「わからない」から始まる対話。

「私にあなたのことはわからない」
この前提に立って対話を始めることが大切だなぁと思う。

先日、ある女の子へのインタビューにて。
彼女の生い立ちから今に至るまでの話を聞く中で、彼女はこう言った。
「日々の生活を丁寧に生きたい」

「日々の生活を丁寧に」というのは、私の生活のテーマでもある。
「それわかるなぁ」とその場で私は言った。
なので、その言葉については、インタビューではあまり深追いはしなかった。

しかし、インタビューのテープ起こしをしていて、ふと思った。
彼女は何でそう思ったんだろう?

彼女の生い立ちや性格から、その結論に至ることは予測がつくが、それはあくまで予測でしかない。

「日々の生活を丁寧に」という、最終的に行き着いた言葉は同じでも、そこに至るまでのプロセスや、そもそもその言葉の意味合いというのは、人それぞれ違う。
ある人は、激務で身体を壊した末にそこに気づいたのかもしれないし、ある人は、ランニング等日々の地道な取り組みから、そう思うのかもしれない。
また「日々の生活を丁寧に」という言葉の意味合いも、「毎日自炊をすること」を丁寧とする人もいれば、「Yシャツにアイロンを丁寧にかけること」を丁寧とする人もいる。
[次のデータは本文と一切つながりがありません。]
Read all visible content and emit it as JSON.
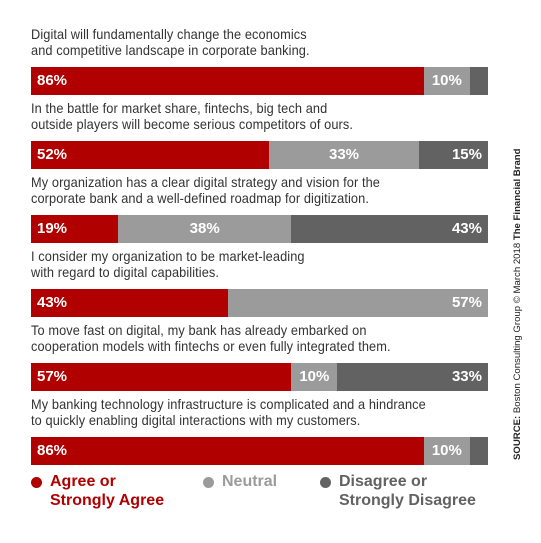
{
  "colors": {
    "agree": "#b00000",
    "neutral": "#9b9b9b",
    "disagree": "#626262",
    "question_text": "#333333"
  },
  "chart_data": {
    "type": "bar",
    "orientation": "horizontal",
    "stacked": true,
    "categories": [
      "Digital will fundamentally change the economics\nand competitive landscape in corporate banking.",
      "In the battle for market share, fintechs, big tech and\noutside players will become serious competitors of ours.",
      "My organization has a clear digital strategy and vision for the\ncorporate bank and a well-defined roadmap for digitization.",
      "I consider my organization to be market-leading\nwith regard to digital capabilities.",
      "To move fast on digital, my bank has already embarked on\ncooperation models with fintechs or even fully integrated them.",
      "My banking technology infrastructure is complicated and a hindrance\nto quickly enabling digital interactions with my customers."
    ],
    "series": [
      {
        "name": "Agree or Strongly Agree",
        "values": [
          86,
          52,
          19,
          43,
          57,
          86
        ]
      },
      {
        "name": "Neutral",
        "values": [
          10,
          33,
          38,
          57,
          10,
          10
        ]
      },
      {
        "name": "Disagree or Strongly Disagree",
        "values": [
          4,
          15,
          43,
          0,
          33,
          4
        ]
      }
    ],
    "data_labels": [
      [
        "86%",
        "10%",
        ""
      ],
      [
        "52%",
        "33%",
        "15%"
      ],
      [
        "19%",
        "38%",
        "43%"
      ],
      [
        "43%",
        "57%",
        ""
      ],
      [
        "57%",
        "10%",
        "33%"
      ],
      [
        "86%",
        "10%",
        ""
      ]
    ],
    "legend_position": "bottom"
  },
  "legend": [
    {
      "label": "Agree or\nStrongly Agree"
    },
    {
      "label": "Neutral"
    },
    {
      "label": "Disagree or\nStrongly Disagree"
    }
  ],
  "source": {
    "label": "SOURCE:",
    "text": "Boston Consulting Group © March 2018",
    "brand": "The Financial Brand"
  }
}
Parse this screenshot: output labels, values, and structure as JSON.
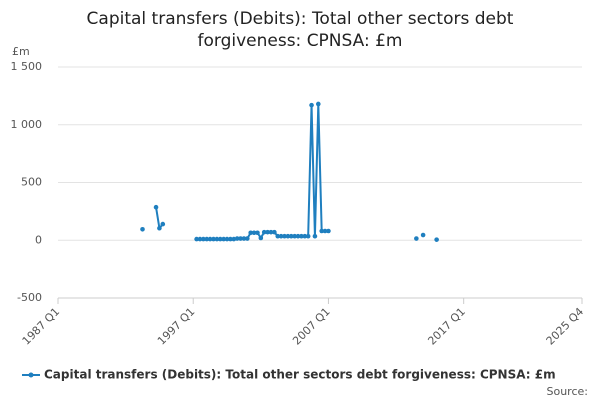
{
  "chart_data": {
    "type": "line",
    "title": "Capital transfers (Debits): Total other sectors debt forgiveness: CPNSA: £m",
    "y_label": "£m",
    "source": "Source:",
    "categories": [
      "1987 Q1",
      null,
      null,
      null,
      null,
      null,
      null,
      null,
      null,
      null,
      null,
      null,
      null,
      null,
      null,
      null,
      null,
      null,
      null,
      null,
      null,
      null,
      null,
      null,
      null,
      null,
      null,
      null,
      null,
      null,
      null,
      null,
      null,
      null,
      null,
      null,
      null,
      null,
      null,
      null,
      "1997 Q1",
      null,
      null,
      null,
      null,
      null,
      null,
      null,
      null,
      null,
      null,
      null,
      null,
      null,
      null,
      null,
      null,
      null,
      null,
      null,
      null,
      null,
      null,
      null,
      null,
      null,
      null,
      null,
      null,
      null,
      null,
      null,
      null,
      null,
      null,
      null,
      null,
      null,
      null,
      null,
      "2007 Q1",
      null,
      null,
      null,
      null,
      null,
      null,
      null,
      null,
      null,
      null,
      null,
      null,
      null,
      null,
      null,
      null,
      null,
      null,
      null,
      null,
      null,
      null,
      null,
      null,
      null,
      null,
      null,
      null,
      null,
      null,
      null,
      null,
      null,
      null,
      null,
      null,
      null,
      null,
      null,
      "2017 Q1",
      null,
      null,
      null,
      null,
      null,
      null,
      null,
      null,
      null,
      null,
      null,
      null,
      null,
      null,
      null,
      null,
      null,
      null,
      null,
      null,
      null,
      null,
      null,
      null,
      null,
      null,
      null,
      null,
      null,
      null,
      null,
      null,
      null,
      null,
      "2025 Q4"
    ],
    "series": [
      {
        "name": "Capital transfers (Debits): Total other sectors debt forgiveness: CPNSA: £m",
        "color": "#1f7fbf",
        "values": [
          null,
          null,
          null,
          null,
          null,
          null,
          null,
          null,
          null,
          null,
          null,
          null,
          null,
          null,
          null,
          null,
          null,
          null,
          null,
          null,
          null,
          null,
          null,
          null,
          null,
          95,
          null,
          null,
          null,
          286,
          104,
          140,
          null,
          null,
          null,
          null,
          null,
          null,
          null,
          null,
          null,
          10,
          10,
          10,
          10,
          10,
          10,
          10,
          10,
          10,
          10,
          10,
          10,
          15,
          15,
          15,
          15,
          65,
          65,
          65,
          20,
          70,
          70,
          70,
          70,
          35,
          35,
          35,
          35,
          35,
          35,
          35,
          35,
          35,
          35,
          1170,
          35,
          1180,
          80,
          80,
          80,
          null,
          null,
          null,
          null,
          null,
          null,
          null,
          null,
          null,
          null,
          null,
          null,
          null,
          null,
          null,
          null,
          null,
          null,
          null,
          null,
          null,
          null,
          null,
          null,
          null,
          15,
          null,
          45,
          null,
          null,
          null,
          5,
          null,
          null,
          null,
          null,
          null,
          null,
          null,
          null,
          null,
          null,
          null,
          null,
          null,
          null,
          null,
          null,
          null,
          null,
          null,
          null,
          null,
          null,
          null,
          null,
          null,
          null,
          null,
          null,
          null,
          null,
          null,
          null,
          null,
          null,
          null,
          null,
          null,
          null,
          null,
          null,
          null,
          null,
          null
        ]
      }
    ],
    "ylim": [
      -500,
      1500
    ],
    "yticks": [
      -500,
      0,
      500,
      {
        "value": 1000,
        "label": "1 000"
      },
      {
        "value": 1500,
        "label": "1 500"
      }
    ],
    "grid": true
  }
}
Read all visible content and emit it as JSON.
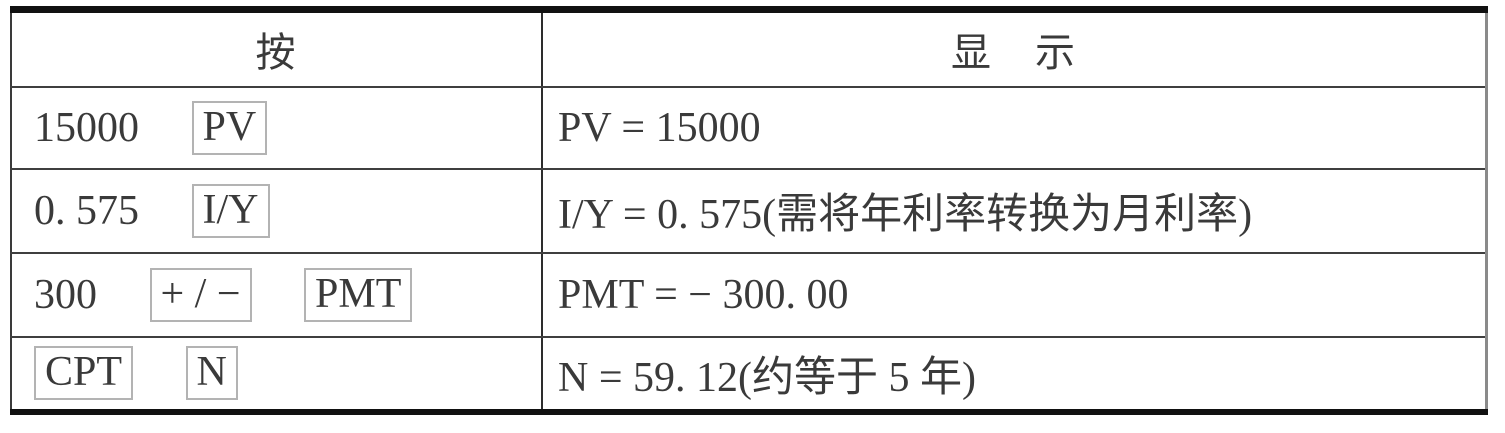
{
  "table": {
    "headers": {
      "press": "按",
      "display": "显　示"
    },
    "rows": [
      {
        "input": "15000",
        "keys": [
          "PV"
        ],
        "display": "PV = 15000"
      },
      {
        "input": "0. 575",
        "keys": [
          "I/Y"
        ],
        "display": "I/Y = 0. 575(需将年利率转换为月利率)"
      },
      {
        "input": "300",
        "keys": [
          "+ / −",
          "PMT"
        ],
        "display": "PMT = − 300. 00"
      },
      {
        "input": "",
        "keys": [
          "CPT",
          "N"
        ],
        "display": "N = 59. 12(约等于 5 年)"
      }
    ]
  },
  "colors": {
    "background": "#ffffff",
    "text": "#3a3a3a",
    "heavy_rule": "#111111",
    "inner_rule": "#3f3f3f",
    "key_border": "#b3b3b3"
  }
}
彼女がそこに行き着いたプロセスや、彼女なりのその言葉の定義は、彼女にしかわからない。
私はそのストーリーを、インタビューで聞くべきだったのだ。

根底にある想いや価値観が似通った人と話していると、あたかもその人のことを理解したように思い込みがちである。
しかし、他人を100%理解することなんてできない。

「あなたのことはわからない。」この前提から対話を始めることが大事。
「わからない。でも、だからこそ、知りたい」この好奇心を大切にして、今後いろんな人にインタビューをしていきたいなぁと思う。